Auftraggeberin ist Bamboroughs Tochter Anna; ein Jahr haben Strike und Ellacott Zeit, den Fall zu lösen. Bald kommt ein Verdacht auf den Serienmörder Creed, der genau in jener Zeit Frauen entführt und auf bestialische Art und Weise umgebracht hat. Aber auch Ermittlungspannen tun sich vor den Privatdetektiven auf. Und Galbraith/Rowling bereitet fast genüsslich die kleinteilige Ermittlungsarbeit vor ihre m/w Leserschaft auf. Jedes kleinste Detail wird geschildert, inklusive langwieriger Gespräche mit gealterten Zeitzeugen. Den Mörder auf Grund von astrologischen Analysen aller Beteiligten zu finden ist ein esoterischer Ansatz, der nur JK Rowling einfallen kann. Damit die Darstellung eine realistische wird, werden die restlichen Fälle der Detektei miteinbezogen, denn eine Detektei muss mit simplen Beschattungen Geld verdienen.

Na wenn die Detektei für den Bamborough-Fall zwölf Monate Zeit hat, ist es irgendwie verständlich, dass JK Rowlings ihren Roman Böses Blut auf fast 1200 Seiten ausdehnt.
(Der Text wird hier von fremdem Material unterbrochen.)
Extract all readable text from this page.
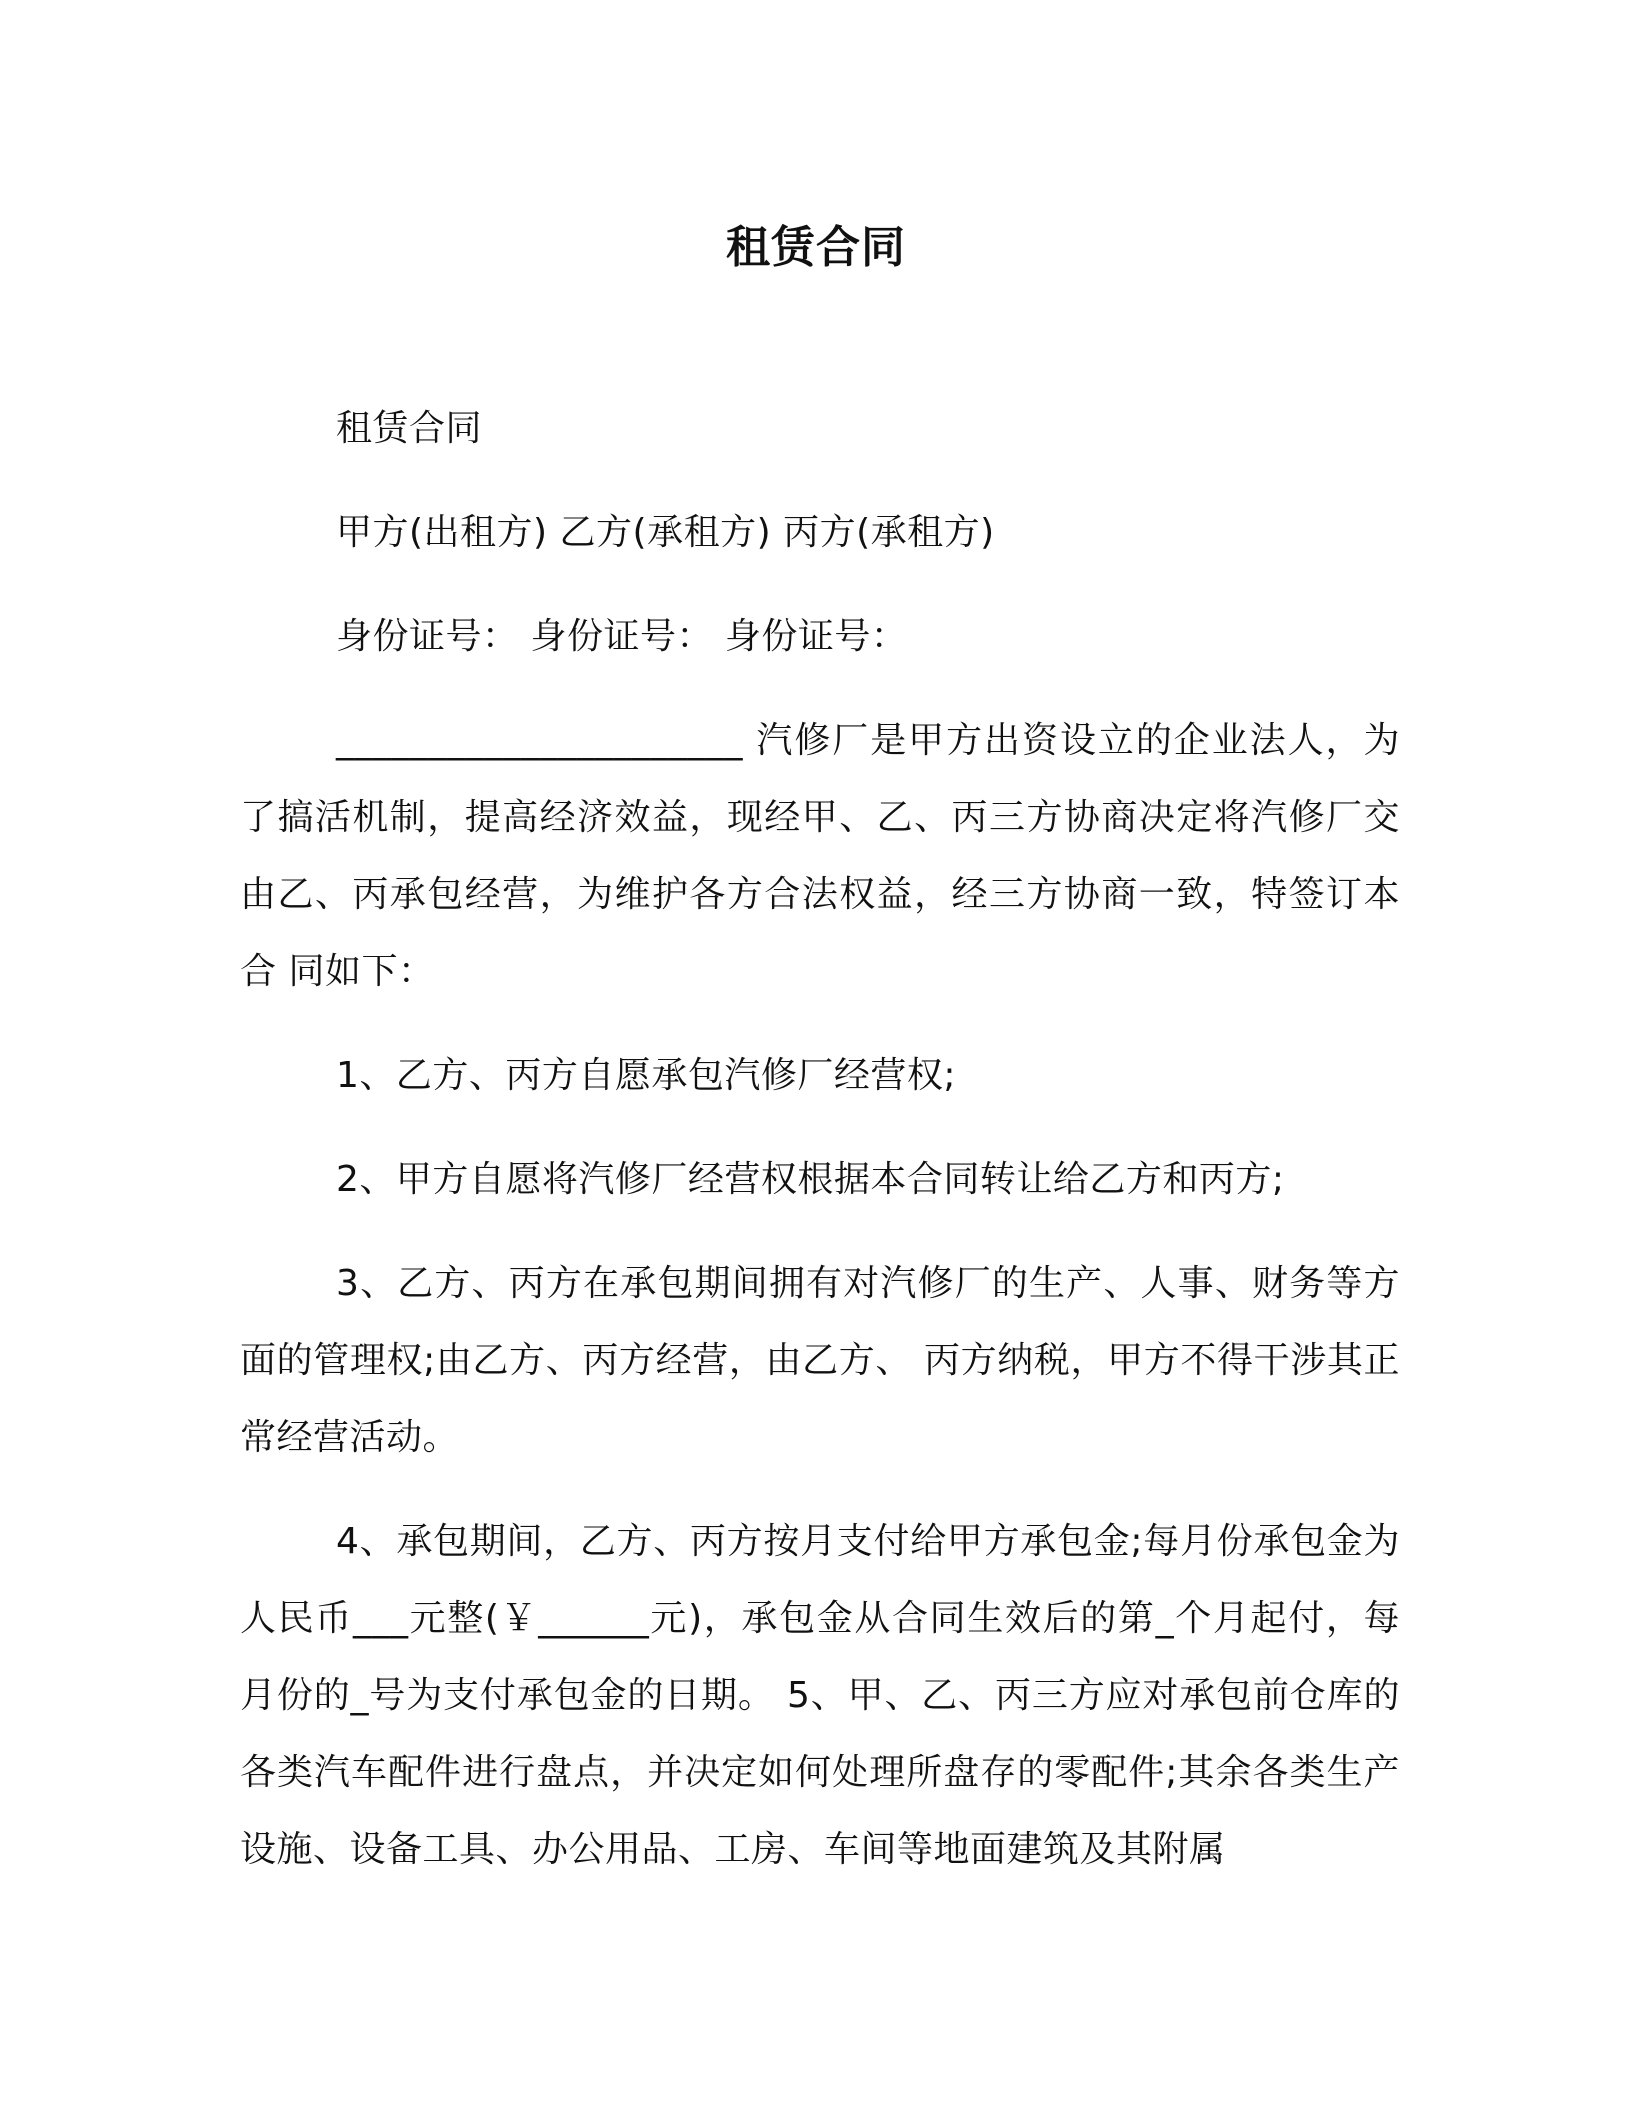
租赁合同

租赁合同

甲方(出租方) 乙方(承租方) 丙方(承租方)

身份证号： 身份证号： 身份证号：

______________________ 汽修厂是甲方出资设立的企业法人，为了搞活机制，提高经济效益，现经甲、乙、丙三方协商决定将汽修厂交由乙、丙承包经营，为维护各方合法权益，经三方协商一致，特签订本合 同如下：

1、乙方、丙方自愿承包汽修厂经营权;

2、甲方自愿将汽修厂经营权根据本合同转让给乙方和丙方;

3、乙方、丙方在承包期间拥有对汽修厂的生产、人事、财务等方面的管理权;由乙方、丙方经营，由乙方、 丙方纳税，甲方不得干涉其正常经营活动。

4、承包期间，乙方、丙方按月支付给甲方承包金;每月份承包金为人民币___元整(￥______元)，承包金从合同生效后的第_个月起付，每月份的_号为支付承包金的日期。 5、甲、乙、丙三方应对承包前仓库的各类汽车配件进行盘点，并决定如何处理所盘存的零配件;其余各类生产设施、设备工具、办公用品、工房、车间等地面建筑及其附属
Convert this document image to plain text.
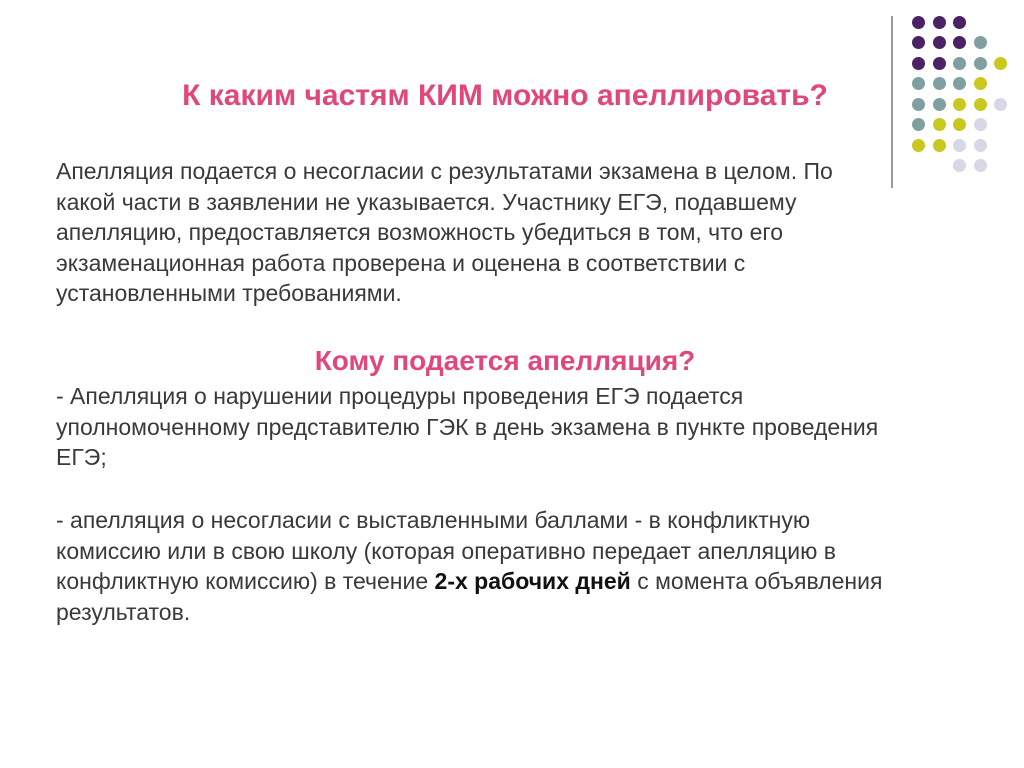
К каким частям КИМ можно апеллировать?
Апелляция подается о несогласии с результатами экзамена в целом. По
какой части в заявлении не указывается. Участнику ЕГЭ, подавшему
апелляцию, предоставляется возможность убедиться в том, что его
экзаменационная работа проверена и оценена в соответствии с
установленными требованиями.
Кому подается апелляция?
- Апелляция о нарушении процедуры проведения ЕГЭ подается
уполномоченному представителю ГЭК в день экзамена в пункте проведения
ЕГЭ;
- апелляция о несогласии с выставленными баллами - в конфликтную
комиссию или в свою школу (которая оперативно передает апелляцию в
конфликтную комиссию) в течение 2-х рабочих дней с момента объявления
результатов.
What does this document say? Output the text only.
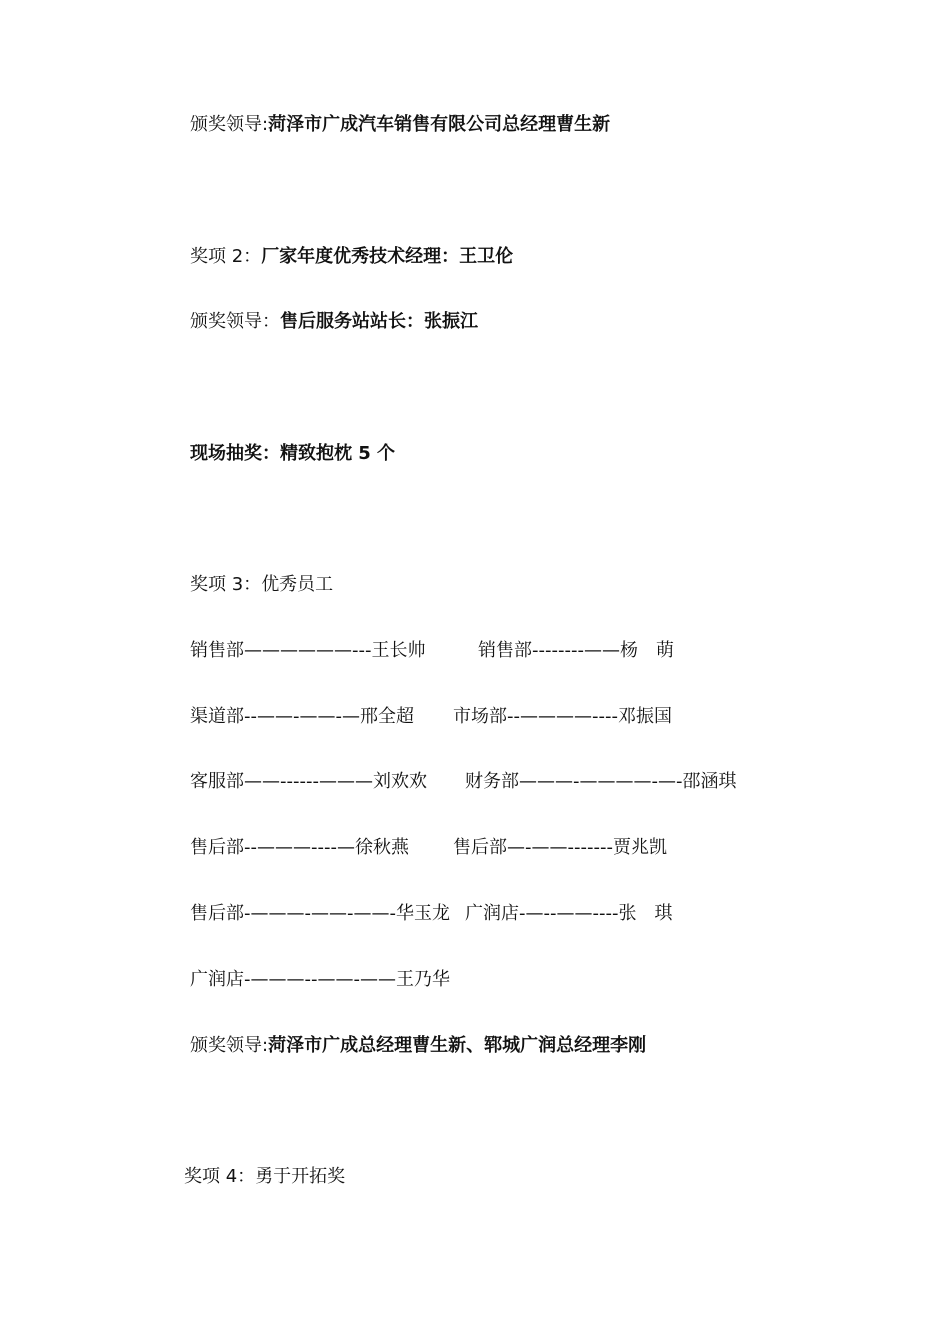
颁奖领导:菏泽市广成汽车销售有限公司总经理曹生新
奖项 2：厂家年度优秀技术经理：王卫伦
颁奖领导：售后服务站站长：张振江
现场抽奖：精致抱枕 5 个
奖项 3：优秀员工
销售部——————---王长帅	销售部--------——杨　萌
渠道部--——-——-—邢全超 市场部--————----邓振国
客服部——------———刘欢欢 财务部———-————-—-邵涵琪
售后部--———----—徐秋燕 售后部—-——-------贾兆凯
售后部-———-——-——-华玉龙 广润店-—--——----张　琪
广润店-———--——-——王乃华
颁奖领导:菏泽市广成总经理曹生新、郓城广润总经理李刚
奖项 4：勇于开拓奖
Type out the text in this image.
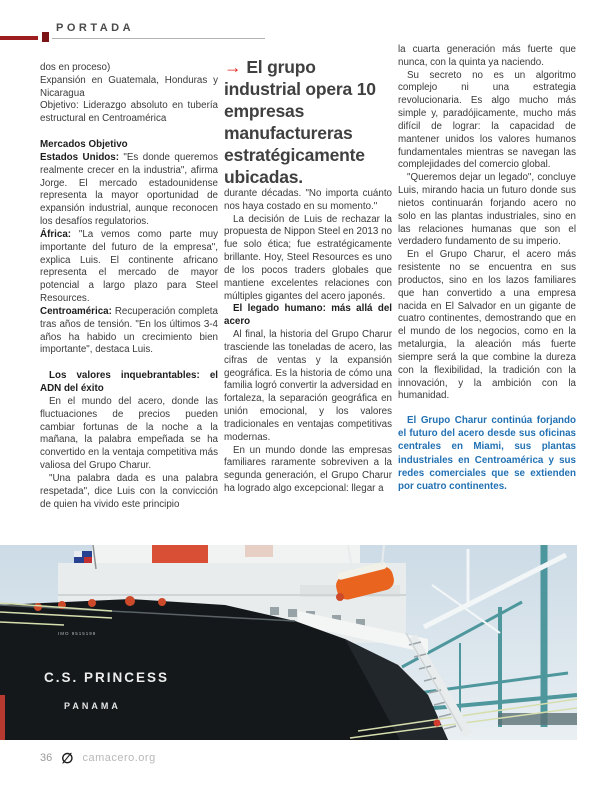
PORTADA

dos en proceso)

Expansión en Guatemala, Honduras y Nicaragua

Objetivo: Liderazgo absoluto en tubería estructural en Centroamérica

Mercados Objetivo

Estados Unidos: "Es donde queremos realmente crecer en la industria", afirma Jorge. El mercado estadounidense representa la mayor oportunidad de expansión industrial, aunque reconocen los desafíos regulatorios.

África: "La vemos como parte muy importante del futuro de la empresa", explica Luis. El continente africano representa el mercado de mayor potencial a largo plazo para Steel Resources.

Centroamérica: Recuperación completa tras años de tensión. "En los últimos 3-4 años ha habido un crecimiento bien importante", destaca Luis.

Los valores inquebrantables: el ADN del éxito

En el mundo del acero, donde las fluctuaciones de precios pueden cambiar fortunas de la noche a la mañana, la palabra empeñada se ha convertido en la ventaja competitiva más valiosa del Grupo Charur.

"Una palabra dada es una palabra respetada", dice Luis con la convicción de quien ha vivido este principio

→ El grupo industrial opera 10 empresas manufactureras estratégicamente ubicadas.

durante décadas. "No importa cuánto nos haya costado en su momento."

La decisión de Luis de rechazar la propuesta de Nippon Steel en 2013 no fue solo ética; fue estratégicamente brillante. Hoy, Steel Resources es uno de los pocos traders globales que mantiene excelentes relaciones con múltiples gigantes del acero japonés.

El legado humano: más allá del acero

Al final, la historia del Grupo Charur trasciende las toneladas de acero, las cifras de ventas y la expansión geográfica. Es la historia de cómo una familia logró convertir la adversidad en fortaleza, la separación geográfica en unión emocional, y los valores tradicionales en ventajas competitivas modernas.

En un mundo donde las empresas familiares raramente sobreviven a la segunda generación, el Grupo Charur ha logrado algo excepcional: llegar a

la cuarta generación más fuerte que nunca, con la quinta ya naciendo.

Su secreto no es un algoritmo complejo ni una estrategia revolucionaria. Es algo mucho más simple y, paradójicamente, mucho más difícil de lograr: la capacidad de mantener unidos los valores humanos fundamentales mientras se navegan las complejidades del comercio global.

"Queremos dejar un legado", concluye Luis, mirando hacia un futuro donde sus nietos continuarán forjando acero no solo en las plantas industriales, sino en las relaciones humanas que son el verdadero fundamento de su imperio.

En el Grupo Charur, el acero más resistente no se encuentra en sus productos, sino en los lazos familiares que han convertido a una empresa nacida en El Salvador en un gigante de cuatro continentes, demostrando que en el mundo de los negocios, como en la metalurgia, la aleación más fuerte siempre será la que combine la dureza con la flexibilidad, la tradición con la innovación, y la ambición con la humanidad.

El Grupo Charur continúa forjando el futuro del acero desde sus oficinas centrales en Miami, sus plantas industriales en Centroamérica y sus redes comerciales que se extienden por cuatro continentes.

IMO 9515199
C.S. PRINCESS
PANAMA
36 ∅ camacero.org
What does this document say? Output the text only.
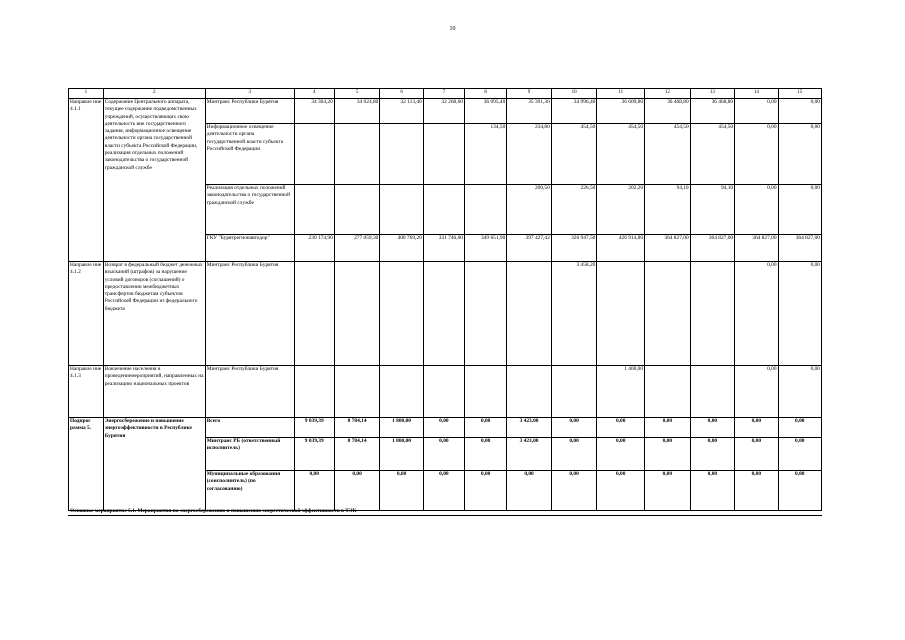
10
1	2	3	4	5	6	7	8	9	10	11	12	13	14	15
Направле ние 4.1.1	Содержание Центрального аппарата, текущее содержание подведомственных учреждений, осуществляющих свою деятельность вне государственного задания, информационное освещение деятельности органа государственной власти субъекта Российской Федерации, реализация отдельных положений законодательства о государственной гражданской службе	Минтранс Республики Бурятия	34 364,20	34 024,80	32 113,40	32 268,60	36 095,40	35 391,30	34 996,40	36 609,80	36 468,80	36 468,80	0,00	0,00
		Информационное освещение деятельности органа государственной власти субъекта Российской Федерации					134,50	234,80	454,50	454,50	454,50	454,50	0,00	0,00
		Реализация отдельных положений законодательства о государственной гражданской службе						200,50	226,50	202,20	94,10	94,10	0,00	0,00
		ГКУ "Бурятрегионавтодор"	230 174,90	277 059,30	400 769,20	331 746,00	349 651,90	397 427,42	326 947,50	426 914,80	364 827,00	364 827,00	364 827,00	364 827,00
Направле ние 4.1.2	Возврат в федеральный бюджет денежных взысканий (штрафов) за нарушение условий договоров (соглашений) о предоставлении межбюджетных трансфертов бюджетам субъектов Российской Федерации из федерального бюджета	Минтранс Республики Бурятия							3 458,20				0,00	0,00
Направле ние 4.1.3	Вовлечение населения в проведениемероприятий, направленных на реализацию национальных проектов	Минтранс Республики Бурятия								1 400,00			0,00	0,00
Подпрог рамма 5.	Энергосбережение и повышение энергоэффективности в Республике Бурятия	Всего	9 039,39	8 784,14	1 800,00	0,00	0,00	3 423,00	0,00	0,00	0,00	0,00	0,00	0,00
		Минтранс РБ (ответственный исполнитель)	9 039,39	8 784,14	1 800,00	0,00	0,00	3 423,00	0,00	0,00	0,00	0,00	0,00	0,00
		Муниципальные образования (соисполнитель) (по согласованию)	0,00	0,00	0,00	0,00	0,00	0,00	0,00	0,00	0,00	0,00	0,00	0,00
Основное мероприятие 5.1. Мероприятия по энергосбережению и повышению энергетической эффективности в ТЭК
Zweifelsfrei kann JK Rowling Geschichten erzählen und den Leser bei der Stange halten. Irgendwie müssen die fast 1200 Seiten voll werden und deshalb wird der Plot wie ein Teig ausgewalzt, gerade so dünne, dass er nicht reißt. Das ist auch die große Kunst der Pizzabäcker und dass der Lesefortschritt nicht abreißt, diese Kunst beherrscht JK Rowling perfekt: Im Detail werden die familiären Verhältnisse von Cormoran zu seinem Vater, seiner Mutter, seiner Tante und seinem Onkel, seiner Schwester, seinen drei Neffen, seiner Schwägerin und seinen Halbgeschwistern präzisiert. Zu seinem Freund Dave und wohl die spannendste Beziehung zur zehn Jahre jüngeren Robin. Tiefen Einblick bekommt der Leser in Robins Familie: Ist doch klar, dass die Eltern eines Neugeborenen aus dem Häuschen sind und sie das schönste Kind auf der ganzen Welt haben, ungeachtet dessen, dass manche Babys wie Dumpfbacken in die Welt glotzen und anderen die Intelligenz nur so aus den Augen blitzt.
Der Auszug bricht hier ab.